Anthony Boussolier, with whom we’ve worked for several years, designed and implemented a bespoke solution.
Les PC portables allaient être alimentés par une batterie de vélo électrique.

Anthony customized backpacks to fit the battery, an electrical transformer and the laptop computer, so that we could have several hours of battery life to work with! He even added a very useful switch on the top of the backpack to turn on the device. The only drawback was the weight: 11 kilos to carry for 50 minutes!

We knew that this would not be our final iteration, but this solution helped us make great strides in our development process and in adjusting the scenario.

The second prototype’s portable VR system: a laptop and an electric bike battery (hidden behind the laptop in this picture)

Collaborative platform

Tests were carried out in the Triangle Room of the Centre Pompidou, at the Agora of the Cité des Sciences, and at MIT in Boston. We took this opportunity to integrate more content with the selected Congo combatants: Jean de Dieu and Patient.

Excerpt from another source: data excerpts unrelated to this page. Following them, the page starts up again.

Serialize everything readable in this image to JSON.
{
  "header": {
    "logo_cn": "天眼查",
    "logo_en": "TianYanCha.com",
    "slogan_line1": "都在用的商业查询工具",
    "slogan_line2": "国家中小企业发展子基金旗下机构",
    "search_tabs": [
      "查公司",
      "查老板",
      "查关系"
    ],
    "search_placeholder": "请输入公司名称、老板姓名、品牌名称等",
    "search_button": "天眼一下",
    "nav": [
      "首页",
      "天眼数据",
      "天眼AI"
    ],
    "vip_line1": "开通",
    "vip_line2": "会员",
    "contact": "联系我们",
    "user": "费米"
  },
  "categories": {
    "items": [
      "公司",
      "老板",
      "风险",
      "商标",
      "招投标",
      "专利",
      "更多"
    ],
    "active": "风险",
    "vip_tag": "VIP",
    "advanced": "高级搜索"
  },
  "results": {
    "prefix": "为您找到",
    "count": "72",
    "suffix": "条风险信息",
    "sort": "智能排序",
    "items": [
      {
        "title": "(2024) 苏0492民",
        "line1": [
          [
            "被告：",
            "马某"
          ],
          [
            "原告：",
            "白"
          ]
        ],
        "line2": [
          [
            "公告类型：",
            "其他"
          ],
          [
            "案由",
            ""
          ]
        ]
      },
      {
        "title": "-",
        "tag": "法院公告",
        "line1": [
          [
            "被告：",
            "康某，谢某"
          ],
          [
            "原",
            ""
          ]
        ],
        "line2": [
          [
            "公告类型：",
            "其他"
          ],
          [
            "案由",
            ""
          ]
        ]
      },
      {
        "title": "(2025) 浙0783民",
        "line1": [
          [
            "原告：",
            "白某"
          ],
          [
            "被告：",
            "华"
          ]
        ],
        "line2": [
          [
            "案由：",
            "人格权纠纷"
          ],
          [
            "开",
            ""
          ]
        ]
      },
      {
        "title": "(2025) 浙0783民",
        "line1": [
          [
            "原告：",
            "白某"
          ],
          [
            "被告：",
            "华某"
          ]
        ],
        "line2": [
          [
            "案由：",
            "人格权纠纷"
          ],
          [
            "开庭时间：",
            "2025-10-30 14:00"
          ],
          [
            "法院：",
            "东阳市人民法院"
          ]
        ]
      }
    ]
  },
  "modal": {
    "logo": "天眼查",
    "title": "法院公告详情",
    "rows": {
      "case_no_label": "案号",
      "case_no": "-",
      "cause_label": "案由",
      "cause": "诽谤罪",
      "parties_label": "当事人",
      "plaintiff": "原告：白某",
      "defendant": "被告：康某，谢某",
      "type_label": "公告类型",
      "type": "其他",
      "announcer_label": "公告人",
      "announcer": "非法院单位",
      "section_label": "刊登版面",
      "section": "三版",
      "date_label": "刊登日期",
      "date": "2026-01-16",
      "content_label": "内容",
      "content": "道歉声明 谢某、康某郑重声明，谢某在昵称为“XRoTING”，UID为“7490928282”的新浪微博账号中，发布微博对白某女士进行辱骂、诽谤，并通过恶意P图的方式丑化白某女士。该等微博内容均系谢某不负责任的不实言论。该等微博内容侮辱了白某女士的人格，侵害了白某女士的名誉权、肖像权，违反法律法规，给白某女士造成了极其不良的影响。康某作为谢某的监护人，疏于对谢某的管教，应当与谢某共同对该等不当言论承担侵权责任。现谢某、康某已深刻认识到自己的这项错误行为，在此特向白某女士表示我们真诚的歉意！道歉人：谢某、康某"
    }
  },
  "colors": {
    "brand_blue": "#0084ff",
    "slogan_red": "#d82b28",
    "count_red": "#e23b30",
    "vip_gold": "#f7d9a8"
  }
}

We were also able to validate an extremely important component of the project, i.e. the network layer, which allows participants to see each other. This was the first time we used this technological building block. Concretely, we have developed a software capable of having the users’ computers communicate with each other; monitor the experience remotely, as well as any occurrence, normal or abnormal. The software is hosted on the master computer. Communication is achieved via standard WiFi network, and optimised with Anthony’s help.

Multiuser tests. On the left we can see electric bike batteries charging.